Rubriq: Closed review, charges authors to submit manuscripts. “As an independent, for-benefit organization, Rubriq can provide rigorous reviews by the same qualified peers who review for journals, but with a standardized scorecard that can be used in any publishing model. Our system will enable faster, more consistent reviews, and will help match papers with the right journals”.


Sympoze: Private, blind, review with votes for reject or accept - ratio between these determines accept, reject, request revisions. Like a journal in some respects. Accepted papers go online (OA), print/ebook for sale. "By crowd-sourcing peer-review, referees need not worry about typing up a detailed referee report. Referees can read the paper and vote for acceptance or rejection and write one or two comments about the paper, instead of an entire report."


SciOR: “Online registry service promoting efficient and accountable open peer review, effective reviewer participation incentives and reputation metrics, and rapid dissemination of discovery in science”.


The Third Reviewer: “a forum for scientists to share opinions about recently published research.” Now defunct as best I can tell


TiNYARM: “TinyARM is a simple tool to share the papers you read with your colleagues. You can suggest papers to your friends and as an extra bonus, you can keep track of what you read, skimmed, planned to read, and got as suggestions.”


Publons: “...a public peer-review platform that enables academics to gain reputation for their reviews.”

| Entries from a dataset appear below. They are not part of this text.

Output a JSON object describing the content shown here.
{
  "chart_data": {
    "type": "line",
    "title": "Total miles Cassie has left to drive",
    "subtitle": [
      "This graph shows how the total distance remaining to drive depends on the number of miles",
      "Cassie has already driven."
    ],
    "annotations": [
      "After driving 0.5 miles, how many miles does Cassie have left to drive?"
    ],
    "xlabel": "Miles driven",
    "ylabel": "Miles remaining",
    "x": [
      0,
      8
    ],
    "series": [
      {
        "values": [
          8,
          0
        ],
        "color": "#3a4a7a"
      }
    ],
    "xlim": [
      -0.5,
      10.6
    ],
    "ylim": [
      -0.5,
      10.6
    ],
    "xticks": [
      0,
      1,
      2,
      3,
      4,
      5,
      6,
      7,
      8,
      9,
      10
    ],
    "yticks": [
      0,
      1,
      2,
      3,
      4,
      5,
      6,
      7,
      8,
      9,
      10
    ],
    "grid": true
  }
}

Journal Lab: “ database of figure-by-figure comments on published life sciences and biomedical research. Grad students and post-docs contribute by sharing the insights about published data that regularly occur in lab meetings, lunchroom discussions, and journal clubs.”


Publishing portals built around post-publication review

I’ve added this list because these products often get thrown in with the ones above, since they both manage post-publication reviews. There’s a fundamental difference, though: these systems only support review of articles they host themselves. In this way, they’re much closer to traditional publishing, since they put dissemination, archiving, and certification all under one roof.


F1000 Research: “F1000 Research will offer immediate publication; open, post-publication peer review; open revisioning of work including ongoing updates; and encourage raw data deposition and publication....broad range of article formats and content types.”


WebMed Central: “...we publish a range of articles without any prepublication peer review in virtually every biomedical discipline...within 48 hours of submission. WMC encourages scientists and readers to submit their reviews on the published material freely.”